The Claude Code Safety Checklist

One wrong command can wipe hours of work — with no undo. The good news: a few small habits stop almost every "Claude just deleted my project" story before it starts.

This is the checklist I run through on every machine I let Claude Code touch. It takes about ten minutes to set up once, and then it protects you forever. No special tools required — most of it is built into things you already have.


Before you let Claude touch anything

  • Put the project in git. Even a folder you think is throwaway. git init, then commit. Git is your first net — but read the next point, because it is not a complete one.
  • Commit early, commit often. Git only protects what you committed. A file you created an hour ago and never committed is invisible to git — and that is exactly the kind of thing that gets wiped. Get in the habit of committing before you hand the wheel to Claude.
  • Know what git does not cover. Uncommitted changes, untracked files, your .env, a local database, anything in a folder that is not a repo at all — git never had a copy of those. They are gone for good if deleted.
  • Push to a remote. A commit that only lives on your laptop dies with your laptop (or with one bad git reset --hard). Push to GitHub, GitLab, or any remote so there is a copy somewhere you do not control.

Set up a real backup (not just git)

  • Turn on a system backup. Time Machine on macOS, File History on Windows, or any automatic cloud backup (Backblaze, Arq, etc.). This catches the files git will not.
  • Make sure your .env and secrets are backed up somewhere safe. They are deliberately kept out of git, which means they are exactly what you lose when a folder is wiped. A password manager or an encrypted note works.
  • Test that you can actually restore. A backup you have never restored from is a guess, not a backup. Try pulling one file back today.

Work in a way that limits the blast radius

  • Keep one project per folder. If Claude runs a destructive command, you want it scoped to one project — not your whole ~/Desktop or home directory.
  • Do not run Claude Code from your home directory or /. Start it inside the specific project you are working on. A recursive delete is far less scary when there is only one project in reach.
  • Be extra careful with rm, git reset --hard, git clean -fd, and database drops. These are the commands behind almost every horror story.

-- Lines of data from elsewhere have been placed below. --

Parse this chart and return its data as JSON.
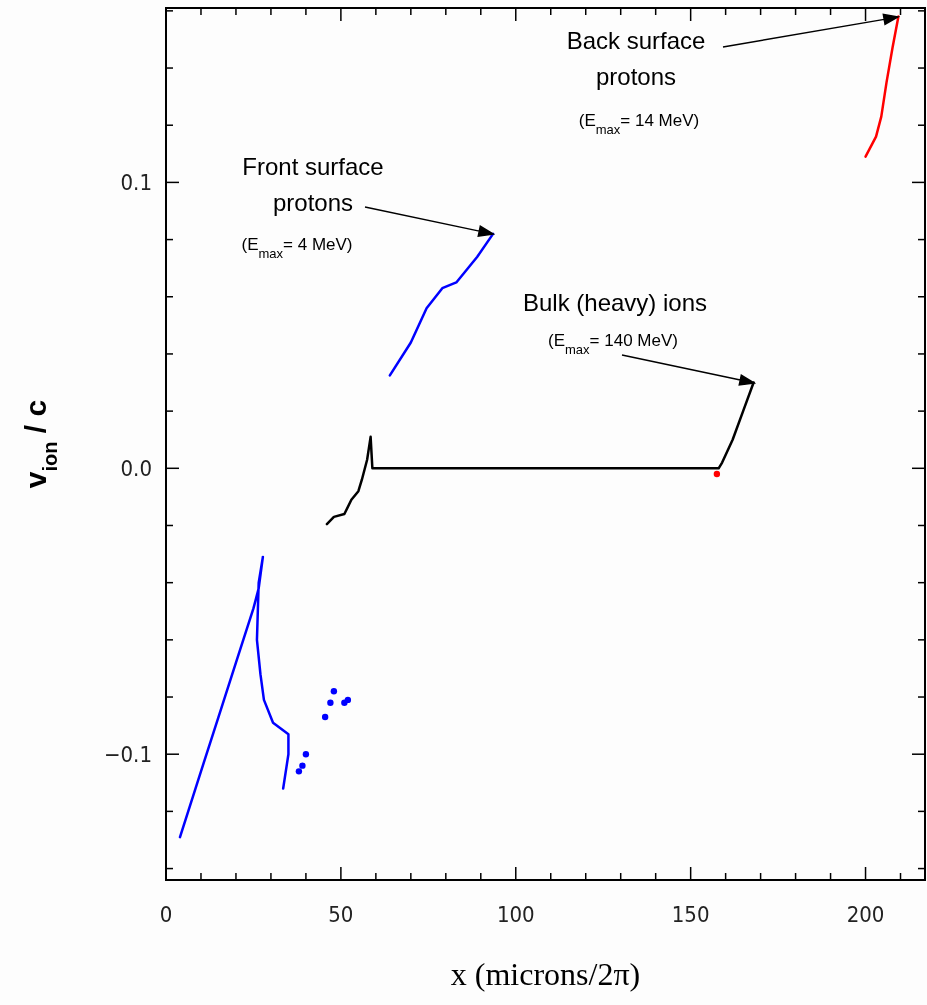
{
  "chart_data": {
    "type": "line",
    "xlabel": "x  (microns/2π)",
    "ylabel": "v$_{ion}$ / c",
    "xlim": [
      0,
      217
    ],
    "ylim": [
      -0.144,
      0.161
    ],
    "xticks": [
      0,
      {
        "value": 10,
        "label": null
      },
      {
        "value": 20,
        "label": null
      },
      {
        "value": 30,
        "label": null
      },
      {
        "value": 40,
        "label": null
      },
      50,
      {
        "value": 60,
        "label": null
      },
      {
        "value": 70,
        "label": null
      },
      {
        "value": 80,
        "label": null
      },
      {
        "value": 90,
        "label": null
      },
      100,
      {
        "value": 110,
        "label": null
      },
      {
        "value": 120,
        "label": null
      },
      {
        "value": 130,
        "label": null
      },
      {
        "value": 140,
        "label": null
      },
      150,
      {
        "value": 160,
        "label": null
      },
      {
        "value": 170,
        "label": null
      },
      {
        "value": 180,
        "label": null
      },
      {
        "value": 190,
        "label": null
      },
      200,
      {
        "value": 210,
        "label": null
      }
    ],
    "yticks": [
      {
        "value": -0.14,
        "label": null
      },
      {
        "value": -0.12,
        "label": null
      },
      {
        "value": -0.1,
        "label": "−0.1"
      },
      {
        "value": -0.08,
        "label": null
      },
      {
        "value": -0.06,
        "label": null
      },
      {
        "value": -0.04,
        "label": null
      },
      {
        "value": -0.02,
        "label": null
      },
      {
        "value": 0,
        "label": "0.0"
      },
      {
        "value": 0.02,
        "label": null
      },
      {
        "value": 0.04,
        "label": null
      },
      {
        "value": 0.06,
        "label": null
      },
      {
        "value": 0.08,
        "label": null
      },
      {
        "value": 0.1,
        "label": "0.1"
      },
      {
        "value": 0.12,
        "label": null
      },
      {
        "value": 0.14,
        "label": null
      },
      {
        "value": 0.16,
        "label": null
      }
    ],
    "series": [
      {
        "color": "#0000ff",
        "x": [
          4,
          10,
          15,
          20,
          25,
          26.5,
          27.7,
          26.5,
          26,
          27,
          28,
          30.6,
          35,
          35,
          33.5
        ],
        "values": [
          -0.129,
          -0.106,
          -0.087,
          -0.068,
          -0.049,
          -0.042,
          -0.031,
          -0.04,
          -0.06,
          -0.072,
          -0.081,
          -0.089,
          -0.093,
          -0.1,
          -0.112
        ]
      },
      {
        "type": "scatter",
        "marker": "circle",
        "color": "#0000ff",
        "x": [
          38,
          39,
          40,
          45.5,
          47,
          48,
          51,
          52
        ],
        "values": [
          -0.106,
          -0.104,
          -0.1,
          -0.087,
          -0.082,
          -0.078,
          -0.082,
          -0.081
        ]
      },
      {
        "color": "#0000ff",
        "x": [
          64,
          70,
          74.5,
          79,
          83,
          89,
          93.5
        ],
        "values": [
          0.0325,
          0.044,
          0.056,
          0.063,
          0.065,
          0.074,
          0.082
        ]
      },
      {
        "color": "#000000",
        "x": [
          46,
          48,
          51,
          53,
          55,
          56,
          57.5,
          58.5,
          59,
          60,
          100,
          158,
          159,
          162,
          165,
          168
        ],
        "values": [
          -0.0195,
          -0.017,
          -0.016,
          -0.011,
          -0.008,
          -0.004,
          0.003,
          0.011,
          0,
          0,
          0,
          0,
          0.002,
          0.01,
          0.02,
          0.03
        ]
      },
      {
        "color": "#ff0000",
        "x": [
          200,
          203,
          204.5,
          206,
          207.7,
          209.4
        ],
        "values": [
          0.109,
          0.116,
          0.123,
          0.135,
          0.147,
          0.158
        ]
      },
      {
        "type": "scatter",
        "marker": "circle",
        "color": "#ff0000",
        "x": [
          157.5
        ],
        "values": [
          -0.002
        ]
      }
    ],
    "annotations": [
      "Front surface protons",
      "(E$_{max}$= 4 MeV)",
      "Bulk (heavy) ions",
      "(E$_{max}$= 140 MeV)",
      "Back surface protons",
      "(E$_{max}$= 14 MeV)"
    ]
  }
}
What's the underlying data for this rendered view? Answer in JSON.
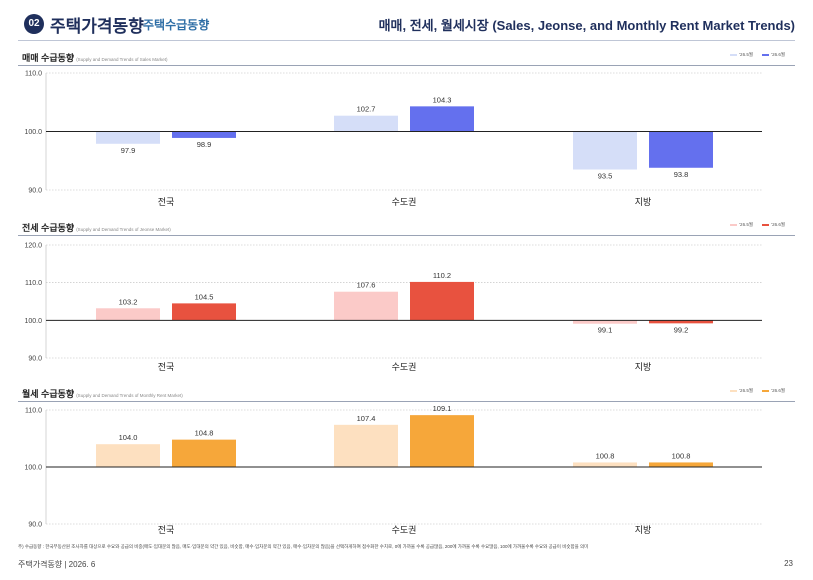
{
  "header": {
    "badge": "02",
    "title": "주택가격동향",
    "subtitle": "주택수급동향",
    "right_title": "매매, 전세, 월세시장 (Sales, Jeonse, and Monthly Rent Market Trends)"
  },
  "legend_labels": [
    "'26.5월",
    "'26.6월"
  ],
  "chart_data": [
    {
      "type": "bar",
      "title": "매매 수급동향",
      "subtitle": "(Supply and Demand Trends of Sales Market)",
      "categories": [
        "전국",
        "수도권",
        "지방"
      ],
      "series": [
        {
          "name": "'26.5월",
          "values": [
            97.9,
            102.7,
            93.5
          ],
          "color": "#d5def8"
        },
        {
          "name": "'26.6월",
          "values": [
            98.9,
            104.3,
            93.8
          ],
          "color": "#6470ee"
        }
      ],
      "ylim": [
        90,
        110
      ],
      "yticks": [
        "90.0",
        "100.0",
        "110.0"
      ],
      "baseline": 100,
      "legend_position": "top-right"
    },
    {
      "type": "bar",
      "title": "전세 수급동향",
      "subtitle": "(Supply and Demand Trends of Jeonse Market)",
      "categories": [
        "전국",
        "수도권",
        "지방"
      ],
      "series": [
        {
          "name": "'26.5월",
          "values": [
            103.2,
            107.6,
            99.1
          ],
          "color": "#fbcac8"
        },
        {
          "name": "'26.6월",
          "values": [
            104.5,
            110.2,
            99.2
          ],
          "color": "#e8523f"
        }
      ],
      "ylim": [
        90,
        120
      ],
      "yticks": [
        "90.0",
        "100.0",
        "110.0",
        "120.0"
      ],
      "baseline": 100,
      "legend_position": "top-right"
    },
    {
      "type": "bar",
      "title": "월세 수급동향",
      "subtitle": "(Supply and Demand Trends of Monthly Rent Market)",
      "categories": [
        "전국",
        "수도권",
        "지방"
      ],
      "series": [
        {
          "name": "'26.5월",
          "values": [
            104.0,
            107.4,
            100.8
          ],
          "color": "#fde0c0"
        },
        {
          "name": "'26.6월",
          "values": [
            104.8,
            109.1,
            100.8
          ],
          "color": "#f6a73a"
        }
      ],
      "ylim": [
        90,
        110
      ],
      "yticks": [
        "90.0",
        "100.0",
        "110.0"
      ],
      "baseline": 100,
      "legend_position": "top-right"
    }
  ],
  "footnote": "주) 수급동향 : 한국부동산원 조사자를 대상으로 수요와 공급의 비중(매도·임대문의 많음, 매도·임대문의 약간 있음, 비슷함, 매수·임차문의 약간 있음, 매수·임차문의 많음)을 선택하게하여 점수화한 수치로, 0에 가까울 수록 공급많음, 200에 가까울 수록 수요많음, 100에 가까울수록 수요와 공급이 비슷함을 의미",
  "footer": {
    "left": "주택가격동향   |   2026. 6",
    "page": "23"
  }
}
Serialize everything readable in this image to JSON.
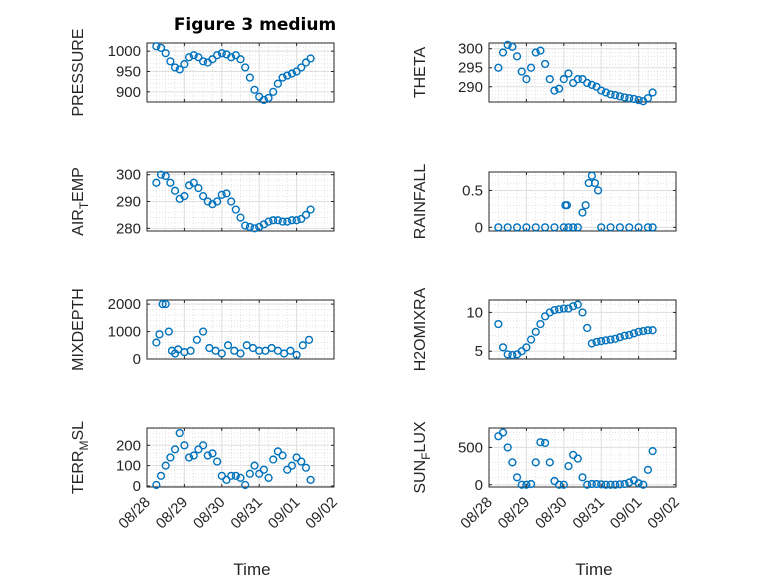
{
  "title": "Figure 3 medium",
  "colors": {
    "marker": "#0072bd",
    "axes": "#262626",
    "grid": "#dfdfdf"
  },
  "chart_data": [
    {
      "type": "scatter",
      "ylabel": "PRESSURE",
      "ylabel_sub": "",
      "ylim": [
        875,
        1020
      ],
      "yticks": [
        900,
        950,
        1000
      ],
      "yticklabels": [
        "900",
        "950",
        "1000"
      ],
      "x": [
        "08/28 06:00",
        "08/28 09:00",
        "08/28 12:00",
        "08/28 15:00",
        "08/28 18:00",
        "08/28 21:00",
        "08/29 00:00",
        "08/29 03:00",
        "08/29 06:00",
        "08/29 09:00",
        "08/29 12:00",
        "08/29 15:00",
        "08/29 18:00",
        "08/29 21:00",
        "08/30 00:00",
        "08/30 03:00",
        "08/30 06:00",
        "08/30 09:00",
        "08/30 12:00",
        "08/30 15:00",
        "08/30 18:00",
        "08/30 21:00",
        "08/31 00:00",
        "08/31 03:00",
        "08/31 06:00",
        "08/31 09:00",
        "08/31 12:00",
        "08/31 15:00",
        "08/31 18:00",
        "08/31 21:00",
        "09/01 00:00",
        "09/01 03:00",
        "09/01 06:00",
        "09/01 09:00"
      ],
      "y": [
        1012,
        1008,
        995,
        975,
        960,
        955,
        968,
        985,
        990,
        985,
        975,
        972,
        980,
        990,
        995,
        992,
        985,
        990,
        980,
        960,
        935,
        905,
        888,
        880,
        885,
        900,
        920,
        935,
        940,
        945,
        950,
        960,
        972,
        982
      ]
    },
    {
      "type": "scatter",
      "ylabel": "THETA",
      "ylabel_sub": "",
      "ylim": [
        286,
        301.5
      ],
      "yticks": [
        290,
        295,
        300
      ],
      "yticklabels": [
        "290",
        "295",
        "300"
      ],
      "x": [
        "08/28 06:00",
        "08/28 09:00",
        "08/28 12:00",
        "08/28 15:00",
        "08/28 18:00",
        "08/28 21:00",
        "08/29 00:00",
        "08/29 03:00",
        "08/29 06:00",
        "08/29 09:00",
        "08/29 12:00",
        "08/29 15:00",
        "08/29 18:00",
        "08/29 21:00",
        "08/30 00:00",
        "08/30 03:00",
        "08/30 06:00",
        "08/30 09:00",
        "08/30 12:00",
        "08/30 15:00",
        "08/30 18:00",
        "08/30 21:00",
        "08/31 00:00",
        "08/31 03:00",
        "08/31 06:00",
        "08/31 09:00",
        "08/31 12:00",
        "08/31 15:00",
        "08/31 18:00",
        "08/31 21:00",
        "09/01 00:00",
        "09/01 03:00",
        "09/01 06:00",
        "09/01 09:00"
      ],
      "y": [
        295,
        299,
        301,
        300.5,
        298,
        294,
        292,
        295,
        299,
        299.5,
        296,
        292,
        289,
        289.5,
        292,
        293.5,
        291,
        292,
        292,
        291,
        290.5,
        290,
        289,
        288.5,
        288,
        287.8,
        287.5,
        287.2,
        287,
        286.8,
        286.5,
        286.2,
        287,
        288.5
      ]
    },
    {
      "type": "scatter",
      "ylabel": "AIR",
      "ylabel_sub": "T",
      "ylabel_tail": "EMP",
      "ylim": [
        279,
        301
      ],
      "yticks": [
        280,
        290,
        300
      ],
      "yticklabels": [
        "280",
        "290",
        "300"
      ],
      "x": [
        "08/28 06:00",
        "08/28 09:00",
        "08/28 12:00",
        "08/28 15:00",
        "08/28 18:00",
        "08/28 21:00",
        "08/29 00:00",
        "08/29 03:00",
        "08/29 06:00",
        "08/29 09:00",
        "08/29 12:00",
        "08/29 15:00",
        "08/29 18:00",
        "08/29 21:00",
        "08/30 00:00",
        "08/30 03:00",
        "08/30 06:00",
        "08/30 09:00",
        "08/30 12:00",
        "08/30 15:00",
        "08/30 18:00",
        "08/30 21:00",
        "08/31 00:00",
        "08/31 03:00",
        "08/31 06:00",
        "08/31 09:00",
        "08/31 12:00",
        "08/31 15:00",
        "08/31 18:00",
        "08/31 21:00",
        "09/01 00:00",
        "09/01 03:00",
        "09/01 06:00",
        "09/01 09:00"
      ],
      "y": [
        297,
        300,
        299.5,
        297,
        294,
        291,
        292,
        296,
        297,
        295,
        292,
        290,
        289,
        290,
        292.5,
        293,
        290,
        287,
        284,
        281,
        280.5,
        280,
        280.5,
        281.5,
        282.5,
        283,
        283,
        282.5,
        282.5,
        283,
        283,
        283.5,
        285,
        287
      ]
    },
    {
      "type": "scatter",
      "ylabel": "RAINFALL",
      "ylabel_sub": "",
      "ylim": [
        -0.05,
        0.75
      ],
      "yticks": [
        0,
        0.5
      ],
      "yticklabels": [
        "0",
        "0.5"
      ],
      "x": [
        "08/28 06:00",
        "08/28 12:00",
        "08/28 18:00",
        "08/29 00:00",
        "08/29 06:00",
        "08/29 12:00",
        "08/29 18:00",
        "08/30 00:00",
        "08/30 01:00",
        "08/30 02:00",
        "08/30 03:00",
        "08/30 06:00",
        "08/30 09:00",
        "08/30 12:00",
        "08/30 14:00",
        "08/30 16:00",
        "08/30 18:00",
        "08/30 20:00",
        "08/30 22:00",
        "08/31 00:00",
        "08/31 06:00",
        "08/31 12:00",
        "08/31 18:00",
        "09/01 00:00",
        "09/01 06:00",
        "09/01 09:00"
      ],
      "y": [
        0,
        0,
        0,
        0,
        0,
        0,
        0,
        0,
        0.3,
        0.3,
        0,
        0,
        0,
        0.2,
        0.3,
        0.6,
        0.7,
        0.6,
        0.5,
        0,
        0,
        0,
        0,
        0,
        0,
        0
      ]
    },
    {
      "type": "scatter",
      "ylabel": "MIXDEPTH",
      "ylabel_sub": "",
      "ylim": [
        0,
        2150
      ],
      "yticks": [
        0,
        1000,
        2000
      ],
      "yticklabels": [
        "0",
        "1000",
        "2000"
      ],
      "x": [
        "08/28 06:00",
        "08/28 08:00",
        "08/28 10:00",
        "08/28 12:00",
        "08/28 14:00",
        "08/28 16:00",
        "08/28 18:00",
        "08/28 20:00",
        "08/29 00:00",
        "08/29 04:00",
        "08/29 08:00",
        "08/29 12:00",
        "08/29 16:00",
        "08/29 20:00",
        "08/30 00:00",
        "08/30 04:00",
        "08/30 08:00",
        "08/30 12:00",
        "08/30 16:00",
        "08/30 20:00",
        "08/31 00:00",
        "08/31 04:00",
        "08/31 08:00",
        "08/31 12:00",
        "08/31 16:00",
        "08/31 20:00",
        "09/01 00:00",
        "09/01 04:00",
        "09/01 08:00"
      ],
      "y": [
        600,
        900,
        2000,
        2000,
        1000,
        300,
        200,
        350,
        250,
        300,
        700,
        1000,
        400,
        300,
        200,
        500,
        300,
        200,
        500,
        400,
        300,
        300,
        400,
        300,
        200,
        300,
        150,
        500,
        700
      ]
    },
    {
      "type": "scatter",
      "ylabel": "H2OMIXRA",
      "ylabel_sub": "",
      "ylim": [
        4,
        11.6
      ],
      "yticks": [
        5,
        10
      ],
      "yticklabels": [
        "5",
        "10"
      ],
      "x": [
        "08/28 06:00",
        "08/28 09:00",
        "08/28 12:00",
        "08/28 15:00",
        "08/28 18:00",
        "08/28 21:00",
        "08/29 00:00",
        "08/29 03:00",
        "08/29 06:00",
        "08/29 09:00",
        "08/29 12:00",
        "08/29 15:00",
        "08/29 18:00",
        "08/29 21:00",
        "08/30 00:00",
        "08/30 03:00",
        "08/30 06:00",
        "08/30 09:00",
        "08/30 12:00",
        "08/30 15:00",
        "08/30 18:00",
        "08/30 21:00",
        "08/31 00:00",
        "08/31 03:00",
        "08/31 06:00",
        "08/31 09:00",
        "08/31 12:00",
        "08/31 15:00",
        "08/31 18:00",
        "08/31 21:00",
        "09/01 00:00",
        "09/01 03:00",
        "09/01 06:00",
        "09/01 09:00"
      ],
      "y": [
        8.5,
        5.5,
        4.6,
        4.5,
        4.6,
        5,
        5.5,
        6.5,
        7.5,
        8.5,
        9.5,
        10,
        10.3,
        10.4,
        10.5,
        10.5,
        10.8,
        11,
        10,
        8,
        6,
        6.2,
        6.3,
        6.4,
        6.5,
        6.6,
        6.8,
        7,
        7.1,
        7.3,
        7.5,
        7.6,
        7.7,
        7.7
      ]
    },
    {
      "type": "scatter",
      "ylabel": "TERR",
      "ylabel_sub": "M",
      "ylabel_tail": "SL",
      "ylim": [
        -5,
        285
      ],
      "yticks": [
        0,
        100,
        200
      ],
      "yticklabels": [
        "0",
        "100",
        "200"
      ],
      "x": [
        "08/28 06:00",
        "08/28 09:00",
        "08/28 12:00",
        "08/28 15:00",
        "08/28 18:00",
        "08/28 21:00",
        "08/29 00:00",
        "08/29 03:00",
        "08/29 06:00",
        "08/29 09:00",
        "08/29 12:00",
        "08/29 15:00",
        "08/29 18:00",
        "08/29 21:00",
        "08/30 00:00",
        "08/30 03:00",
        "08/30 06:00",
        "08/30 09:00",
        "08/30 12:00",
        "08/30 15:00",
        "08/30 18:00",
        "08/30 21:00",
        "08/31 00:00",
        "08/31 03:00",
        "08/31 06:00",
        "08/31 09:00",
        "08/31 12:00",
        "08/31 15:00",
        "08/31 18:00",
        "08/31 21:00",
        "09/01 00:00",
        "09/01 03:00",
        "09/01 06:00",
        "09/01 09:00"
      ],
      "y": [
        5,
        50,
        100,
        140,
        180,
        260,
        200,
        140,
        150,
        180,
        200,
        150,
        160,
        120,
        50,
        30,
        50,
        50,
        40,
        5,
        60,
        100,
        60,
        80,
        40,
        130,
        170,
        150,
        80,
        100,
        140,
        120,
        90,
        30
      ]
    },
    {
      "type": "scatter",
      "ylabel": "SUN",
      "ylabel_sub": "F",
      "ylabel_tail": "LUX",
      "ylim": [
        -30,
        760
      ],
      "yticks": [
        0,
        500
      ],
      "yticklabels": [
        "0",
        "500"
      ],
      "x": [
        "08/28 06:00",
        "08/28 09:00",
        "08/28 12:00",
        "08/28 15:00",
        "08/28 18:00",
        "08/28 21:00",
        "08/29 00:00",
        "08/29 03:00",
        "08/29 06:00",
        "08/29 09:00",
        "08/29 12:00",
        "08/29 15:00",
        "08/29 18:00",
        "08/29 21:00",
        "08/30 00:00",
        "08/30 03:00",
        "08/30 06:00",
        "08/30 09:00",
        "08/30 12:00",
        "08/30 15:00",
        "08/30 18:00",
        "08/30 21:00",
        "08/31 00:00",
        "08/31 03:00",
        "08/31 06:00",
        "08/31 09:00",
        "08/31 12:00",
        "08/31 15:00",
        "08/31 18:00",
        "08/31 21:00",
        "09/01 00:00",
        "09/01 03:00",
        "09/01 06:00",
        "09/01 09:00"
      ],
      "y": [
        650,
        700,
        500,
        300,
        100,
        0,
        0,
        10,
        300,
        570,
        560,
        300,
        50,
        0,
        0,
        250,
        400,
        350,
        100,
        0,
        10,
        10,
        5,
        0,
        0,
        0,
        5,
        10,
        30,
        60,
        20,
        0,
        200,
        450
      ]
    }
  ],
  "xaxis": {
    "lim": [
      "08/28 00:00",
      "09/02 00:00"
    ],
    "ticks": [
      "08/28 00:00",
      "08/29 00:00",
      "08/30 00:00",
      "08/31 00:00",
      "09/01 00:00",
      "09/02 00:00"
    ],
    "ticklabels": [
      "08/28",
      "08/29",
      "08/30",
      "08/31",
      "09/01",
      "09/02"
    ],
    "label": "Time"
  },
  "grid": true,
  "minor_grid": true
}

When you see Claude about to run one, read it before you approve it.

Watch what Claude is about to do

  • Read commands before you approve them. Especially anything with rm, -rf, --force, --hard, DROP, or a wildcard *. Ten seconds of reading beats ten hours of lost work.
  • Do not blanket-approve everything. Auto-approving every command is convenient right up until the one time it is not. Keep approval on for destructive actions.
  • Know that "rewind" and checkpoints have limits. Claude Code's checkpoints track its Edit and Write calls — not shell commands run through Bash. An rm -rf runs through Bash, so rewinding does not bring those files back. Do not rely on it as your safety net.

Have a recovery plan before you need one

  • Know your three recovery paths: restore from git, restore from your system/cloud backup, or restore from a tool that snapshots files automatically. Have at least two of the three working.
  • If something gets deleted, stop writing to the disk immediately. The less you do after a deletion, the better your odds if you need file-recovery tools.
  • Decide your "uh oh" move in advance. When work disappears, panic wastes the critical first minutes. Knowing "I check git, then Time Machine, then /restore" turns a disaster into a two-minute fix.

The honest truth

Most of this checklist is free and built into tools you already have. Run through it once and you have closed the door on the overwhelming majority of "Claude deleted my work" stories.

The one gap nothing above fully closes is the uncommitted, gitignored, never-backed-up file — the .env, the local database, the folder you only created twenty minutes ago. That is the exact gap Undeletable was built to fill: it quietly saves a copy of everything before Claude touches it, so even the stuff git and your backups never saw is one /restore away.

But start with the checklist. Most of it costs nothing, and it works.